Having introduced a high-end server at the end of September, Sun Microsystems moved to more firmly nail down the low end of its product line with a Control Station for server appliances.
The Sun Cobalt server appliances unit unveiled the $4,999 Control Station capable of managing hundreds of Cobalt Web servers, caching servers, load balancers and other appliances at a time. “As you move toward the edge of the Internet, data center expertise becomes more limited,” noted Peder Ulander, director of marketing. The Control Station is preloaded with software to make managing appliances that intersect with the Internet easier, he said.
ISPs and colocation facilities frequently add or subtract racks of thin-mount servers to scale their operations to demand. If they are Cobalt thin servers, such as those in the RaQ appliance line, control over fluctuating numbers is easier, added Marc Tamres, product line manager.
Through the Control Station, a systems administrator may upgrade an existing appliance with a new copy of Linux, add recently issued patches to the existing servers or deploy utilities and application upgrades across a large number of servers.

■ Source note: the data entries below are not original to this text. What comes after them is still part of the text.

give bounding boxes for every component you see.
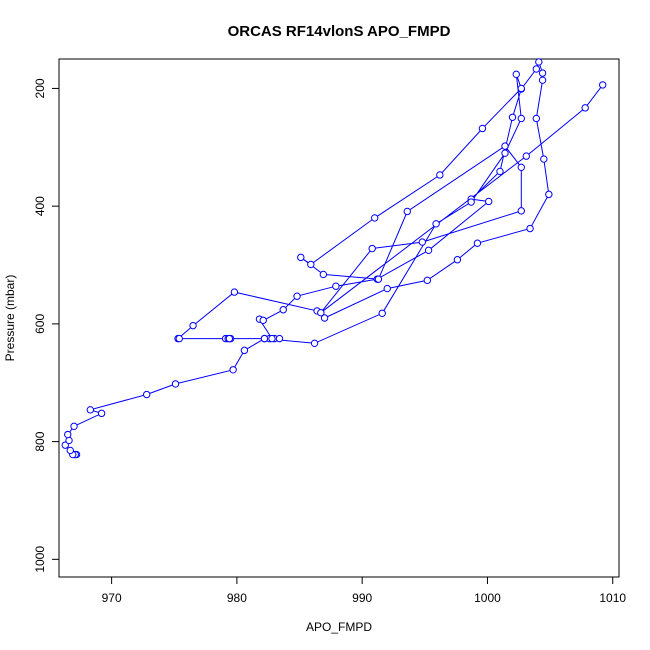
data-point — [517, 207, 525, 215]
data-point — [526, 224, 534, 233]
data-point — [259, 316, 267, 325]
data-point — [297, 253, 305, 262]
x-tick-label: 1000 — [474, 591, 501, 605]
data-point — [478, 124, 487, 133]
data-point — [517, 84, 525, 93]
x-tick-label: 990 — [352, 591, 372, 605]
data-point — [189, 321, 197, 330]
x-axis-label: APO_FMPD — [306, 620, 372, 634]
data-point — [512, 70, 520, 79]
data-point — [532, 114, 541, 123]
data-point — [581, 104, 589, 112]
y-tick-label: 1000 — [33, 546, 47, 573]
data-point — [229, 366, 237, 374]
data-point — [403, 207, 411, 216]
data-point — [538, 76, 547, 84]
y-tick-label: 400 — [33, 196, 47, 216]
data-point — [371, 214, 379, 222]
data-point — [64, 430, 72, 439]
data-point — [538, 69, 547, 77]
data-point — [540, 155, 548, 163]
data-point — [142, 390, 151, 399]
data-point — [307, 260, 315, 269]
data-point — [517, 163, 525, 172]
x-axis: 970 980 990 1000 1010 — [102, 577, 626, 605]
data-point — [171, 380, 180, 388]
data-point — [374, 275, 383, 283]
data-point — [332, 282, 340, 290]
data-point — [97, 409, 106, 418]
data-point — [532, 65, 541, 73]
data-point — [485, 197, 493, 206]
data-point — [175, 334, 183, 343]
data-point — [467, 198, 475, 206]
data-point — [453, 256, 462, 264]
series-line — [64, 60, 604, 456]
data-point — [432, 220, 440, 228]
data-point — [368, 244, 376, 253]
data-series — [61, 58, 607, 459]
data-point — [268, 334, 276, 343]
data-point — [501, 149, 509, 157]
y-tick-label: 600 — [33, 314, 47, 334]
data-point — [320, 314, 329, 322]
data-point — [61, 441, 69, 449]
data-point — [279, 306, 287, 314]
data-point — [508, 113, 517, 121]
data-point — [418, 238, 427, 246]
data-point — [293, 292, 301, 300]
data-point — [535, 58, 543, 66]
x-tick-label: 970 — [102, 591, 122, 605]
chart-title: ORCAS RF14vlonS APO_FMPD — [228, 23, 451, 40]
data-point — [225, 334, 234, 343]
data-point — [517, 114, 525, 123]
data-point — [65, 436, 73, 445]
y-axis: 200 400 600 800 1000 — [33, 78, 59, 573]
data-point — [501, 142, 509, 150]
y-tick-label: 200 — [33, 78, 47, 98]
x-tick-label: 1010 — [599, 591, 626, 605]
data-point — [522, 152, 530, 160]
x-tick-label: 980 — [227, 591, 247, 605]
data-point — [383, 284, 391, 293]
data-point — [310, 339, 319, 348]
data-point — [240, 346, 249, 355]
data-point — [319, 270, 328, 279]
data-point — [86, 406, 95, 414]
data-point — [66, 446, 74, 455]
y-tick-label: 800 — [33, 431, 47, 451]
data-point — [317, 309, 325, 317]
data-point — [70, 422, 78, 431]
data-point — [436, 171, 444, 179]
y-axis-label: Pressure (mbar) — [3, 275, 17, 362]
data-point — [378, 309, 386, 317]
data-point — [496, 167, 504, 176]
data-point — [423, 276, 432, 285]
plot-frame — [58, 58, 620, 578]
data-point — [260, 334, 269, 343]
data-point — [275, 334, 284, 343]
data-point — [230, 288, 239, 296]
data-point — [473, 239, 482, 247]
data-point — [424, 246, 433, 255]
data-point — [599, 81, 607, 89]
data-point — [545, 190, 553, 199]
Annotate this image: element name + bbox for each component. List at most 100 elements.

Administrators can also monitor large groups of servers for potential failures, receiving alerts from the Control Station if a server shows signs of suffering a pending equipment breakdown, Ulander said.

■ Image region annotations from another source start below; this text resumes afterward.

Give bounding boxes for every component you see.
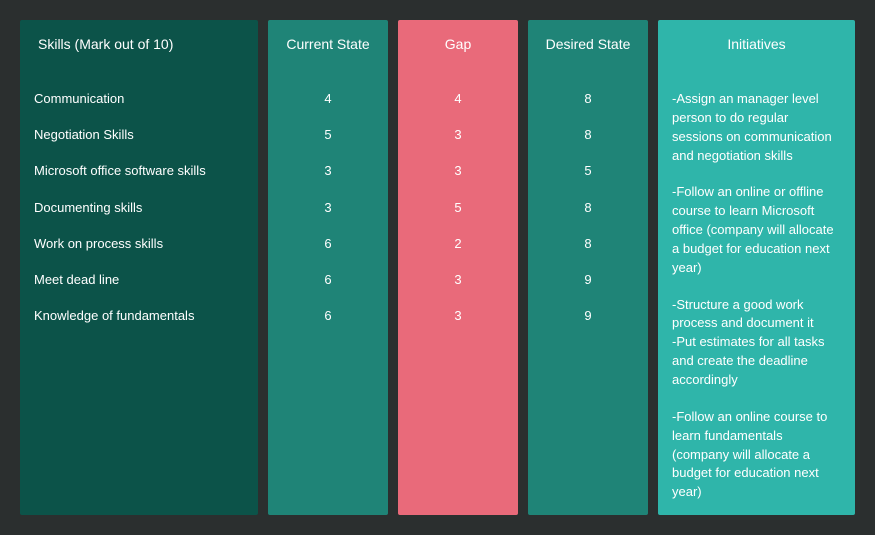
- skill-label: Meet dead line: [34, 271, 244, 289]
- skills-list: Communication Negotiation Skills Microso…: [34, 90, 244, 325]
- column-gap: Gap 4 3 3 5 2 3 3: [398, 20, 518, 515]
- skill-label: Negotiation Skills: [34, 126, 244, 144]
- skill-label: Work on process skills: [34, 235, 244, 253]
- column-current: Current State 4 5 3 3 6 6 6: [268, 20, 388, 515]
- gap-values: 4 3 3 5 2 3 3: [412, 90, 504, 325]
- current-value: 4: [324, 90, 331, 108]
- initiative-item: -Follow an online or offline course to l…: [672, 183, 841, 277]
- header-desired: Desired State: [542, 36, 634, 52]
- desired-value: 8: [584, 235, 591, 253]
- desired-value: 5: [584, 162, 591, 180]
- initiative-item: -Structure a good work process and docum…: [672, 296, 841, 390]
- skill-label: Communication: [34, 90, 244, 108]
- initiative-item: -Follow an online course to learn fundam…: [672, 408, 841, 502]
- desired-value: 8: [584, 199, 591, 217]
- current-value: 6: [324, 235, 331, 253]
- gap-analysis-board: Skills (Mark out of 10) Communication Ne…: [20, 20, 855, 515]
- header-current: Current State: [282, 36, 374, 52]
- column-initiatives: Initiatives -Assign an manager level per…: [658, 20, 855, 515]
- header-skills: Skills (Mark out of 10): [34, 36, 244, 52]
- gap-value: 4: [454, 90, 461, 108]
- gap-value: 2: [454, 235, 461, 253]
- initiative-item: -Assign an manager level person to do re…: [672, 90, 841, 165]
- desired-value: 8: [584, 126, 591, 144]
- gap-value: 3: [454, 271, 461, 289]
- header-gap: Gap: [412, 36, 504, 52]
- gap-value: 3: [454, 162, 461, 180]
- skill-label: Documenting skills: [34, 199, 244, 217]
- skill-label: Knowledge of fundamentals: [34, 307, 244, 325]
- column-desired: Desired State 8 8 5 8 8 9 9: [528, 20, 648, 515]
- desired-values: 8 8 5 8 8 9 9: [542, 90, 634, 325]
- desired-value: 8: [584, 90, 591, 108]
- initiatives-list: -Assign an manager level person to do re…: [672, 90, 841, 502]
- gap-value: 5: [454, 199, 461, 217]
- current-value: 3: [324, 199, 331, 217]
- header-initiatives: Initiatives: [672, 36, 841, 52]
- current-value: 6: [324, 271, 331, 289]
- current-value: 3: [324, 162, 331, 180]
- current-values: 4 5 3 3 6 6 6: [282, 90, 374, 325]
- desired-value: 9: [584, 307, 591, 325]
- gap-value: 3: [454, 307, 461, 325]
- skill-label: Microsoft office software skills: [34, 162, 244, 180]
- current-value: 5: [324, 126, 331, 144]
- current-value: 6: [324, 307, 331, 325]
- desired-value: 9: [584, 271, 591, 289]
- column-skills: Skills (Mark out of 10) Communication Ne…: [20, 20, 258, 515]
- gap-value: 3: [454, 126, 461, 144]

Sun purchased Cobalt Networks in December of last year for about $2 billion. It builds the seven-square-inch, Linux-based Cobalt Qube, as well as rack-mount RaQ servers, which sell for as little $999. Average selling price is $1,500, said Vivek Mehra, general manager of the Cobalt division of Sun.
Installation of a Cobalt server requires a few simple steps for set-up, including its links to the network and Internet TCP/IP address. “Once you install it, you can forget it,” Mehra said, or manage it remotely as part of a battery of servers.
“Were focused on aggregated management services” through the appliance, Tamres said. It comes with a software development kit for extensions to its management functions. A systems administrator may leverage those functions by adding Perl and other script-based code, making the administrator “an in-house developer.”
The Control Station was under development by Cobalt before its acquisition by Sun. Adding it to Suns product line extends Suns reach from large back-end Unix servers “all the way to the edge” of an enterprises network, Ulander said.